Empréstimo com imóvel em garantia exige atenção em Maringá
As regras ampliaram, em 2026, as possibilidades de usar um imóvel em mais de uma operação de crédito. A modalidade pode oferecer juros menores, mas o atraso pode levar à perda do bem.
Em Maringá, empresas e instituições já oferecem empréstimos com casa, apartamento, terreno ou outro imóvel como garantia. A modalidade permite transformar o patrimônio em crédito e, normalmente, tem juros menores do que operações sem garantia.
A regulamentação do Banco Central passou a estabelecer condições para o uso do mesmo imóvel em mais de uma operação. Para pessoas físicas com imóveis residenciais, a cota de crédito pode chegar a 60% do valor de avaliação, respeitadas as demais regras do contrato. Um imóvel avaliado em R$ 500 mil, por exemplo, pode servir de base para uma operação de até R$ 300 mil.
O imóvel que já está em garantia também pode participar de outro contrato, desde que os limites previstos sejam cumpridos.

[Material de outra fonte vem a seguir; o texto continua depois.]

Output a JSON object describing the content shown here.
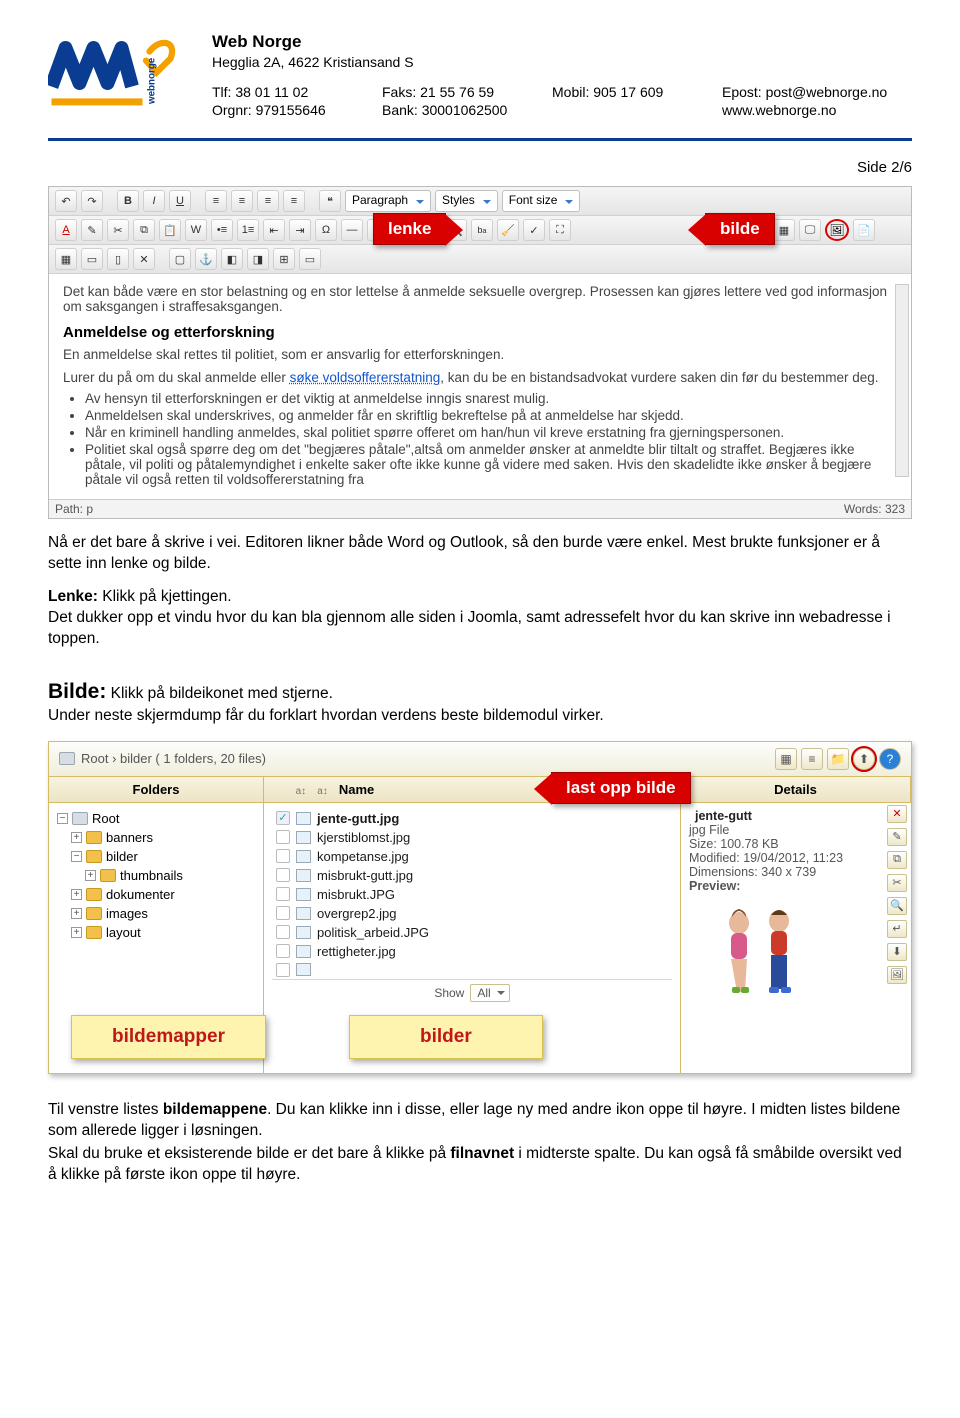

Não há, porém, uma estatística pública consolidada sobre o número de operações feitas em Maringá em 2026 ou sobre imóveis retomados especificamente por falta de pagamento.
O principal risco está na inadimplência. Nos contratos com alienação fiduciária, o bem fica vinculado ao credor até a quitação. Se os pagamentos forem interrompidos, o devedor pode ser notificado para regularizar a situação.
Caso a dívida não seja paga dentro das regras previstas, pode ocorrer a consolidação da propriedade em nome do credor e, depois, a venda do imóvel. Uma decisão do Superior Tribunal de Justiça, em fevereiro de 2026, reforçou que, em determinadas situações, o pagamento da dívida atrasada após a consolidação não recupera automaticamente o contrato. Por isso, é necessário verificar as condições e a data do financiamento antes da assinatura.